Die Diskrepanz zwischen öffentlicher Aufmerksamkeit und fiskalischer Bedeutung ist frappierend. Obwohl in Deutschland jährlich Vermögen im Umfang von rund 400 Milliarden Euro vererbt oder verschenkt werden, erzielt der Staat daraus lediglich rund 10 Milliarden Euro an Einnahmen. Das entspricht etwa einem Prozent des gesamten Steueraufkommens und ist weniger als der Ertrag aus der Tabaksteuer. Die meisten Vermögensübertragungen bleiben aufgrund von Freibeträgen vollständig steuerfrei; zugleich bestehen für große Vermögen zahlreiche Möglichkeiten, die Steuerlast erheblich zu reduzieren oder ganz zu vermeiden. Gemessen an ihrem Aufkommen müsste die Erbschaftsteuer eigentlich eine Randerscheinung der Steuerpolitik sein.
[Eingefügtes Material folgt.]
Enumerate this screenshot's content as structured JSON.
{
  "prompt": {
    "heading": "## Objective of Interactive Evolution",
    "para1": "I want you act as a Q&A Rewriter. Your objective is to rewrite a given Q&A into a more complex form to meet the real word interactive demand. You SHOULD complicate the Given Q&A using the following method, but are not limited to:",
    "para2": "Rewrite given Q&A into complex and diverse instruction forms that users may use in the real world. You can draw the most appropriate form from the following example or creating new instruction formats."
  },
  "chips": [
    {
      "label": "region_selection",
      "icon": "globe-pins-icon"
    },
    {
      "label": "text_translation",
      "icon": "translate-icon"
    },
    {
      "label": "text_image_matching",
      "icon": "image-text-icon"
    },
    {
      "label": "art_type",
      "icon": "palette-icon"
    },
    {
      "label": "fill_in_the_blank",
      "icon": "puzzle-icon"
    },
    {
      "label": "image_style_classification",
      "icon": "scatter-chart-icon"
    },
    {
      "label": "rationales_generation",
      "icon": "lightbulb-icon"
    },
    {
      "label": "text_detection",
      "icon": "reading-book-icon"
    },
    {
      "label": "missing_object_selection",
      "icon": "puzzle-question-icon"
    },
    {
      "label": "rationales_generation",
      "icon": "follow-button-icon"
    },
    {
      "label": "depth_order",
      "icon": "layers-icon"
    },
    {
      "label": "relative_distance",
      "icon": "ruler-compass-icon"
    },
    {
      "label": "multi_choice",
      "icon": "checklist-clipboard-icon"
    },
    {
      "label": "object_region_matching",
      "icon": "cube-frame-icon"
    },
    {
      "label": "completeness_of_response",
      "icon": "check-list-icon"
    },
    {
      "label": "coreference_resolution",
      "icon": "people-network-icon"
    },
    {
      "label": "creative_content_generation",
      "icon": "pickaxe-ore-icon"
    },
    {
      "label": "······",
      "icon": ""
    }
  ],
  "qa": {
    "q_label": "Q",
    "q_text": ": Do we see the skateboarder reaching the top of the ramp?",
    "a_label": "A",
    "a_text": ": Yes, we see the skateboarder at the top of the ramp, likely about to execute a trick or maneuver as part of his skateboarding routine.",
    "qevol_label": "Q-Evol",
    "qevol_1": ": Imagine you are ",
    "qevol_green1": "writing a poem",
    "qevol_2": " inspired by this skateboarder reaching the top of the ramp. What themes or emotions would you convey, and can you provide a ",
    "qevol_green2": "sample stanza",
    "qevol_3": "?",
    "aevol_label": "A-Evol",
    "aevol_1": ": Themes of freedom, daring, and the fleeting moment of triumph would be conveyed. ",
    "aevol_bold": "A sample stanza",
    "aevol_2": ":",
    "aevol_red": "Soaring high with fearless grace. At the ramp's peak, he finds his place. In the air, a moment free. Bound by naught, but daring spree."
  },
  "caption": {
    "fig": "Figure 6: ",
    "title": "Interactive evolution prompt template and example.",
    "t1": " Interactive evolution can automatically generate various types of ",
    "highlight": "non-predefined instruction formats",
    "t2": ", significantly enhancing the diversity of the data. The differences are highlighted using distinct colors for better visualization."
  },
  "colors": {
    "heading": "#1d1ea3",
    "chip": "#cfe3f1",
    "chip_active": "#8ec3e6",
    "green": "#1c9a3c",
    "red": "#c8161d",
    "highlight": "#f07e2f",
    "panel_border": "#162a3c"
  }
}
Tatsächlich aber gehört sie seit mehr als einem Jahrhundert zu ihren emotionalsten Konfliktfeldern.
Symbol gesellschaftlicher Grundsatzkonflikte
Die eigentliche Geschichte der Erbschaftsteuer ist die Geschichte der Widersprüche der liberalen Gesellschaft. In der Erbschaftsteuer bündeln sich Konflikte über das Verhältnis von Familie und Staat, über Leistung und Herkunft, über wirtschaftliche Effizienz und demokratische Gleichheit. Gerade weil an der Erbschaftsteuer diese Grundfragen gleichzeitig verhandelt werden, ist sie politisch so aufgeladen und zugleich kaum reformierbar. Was fiskalisch eine vergleichsweise kleine Steuer ist, wird zu einem Symbol gesellschaftlicher Grundsatzkonflikte.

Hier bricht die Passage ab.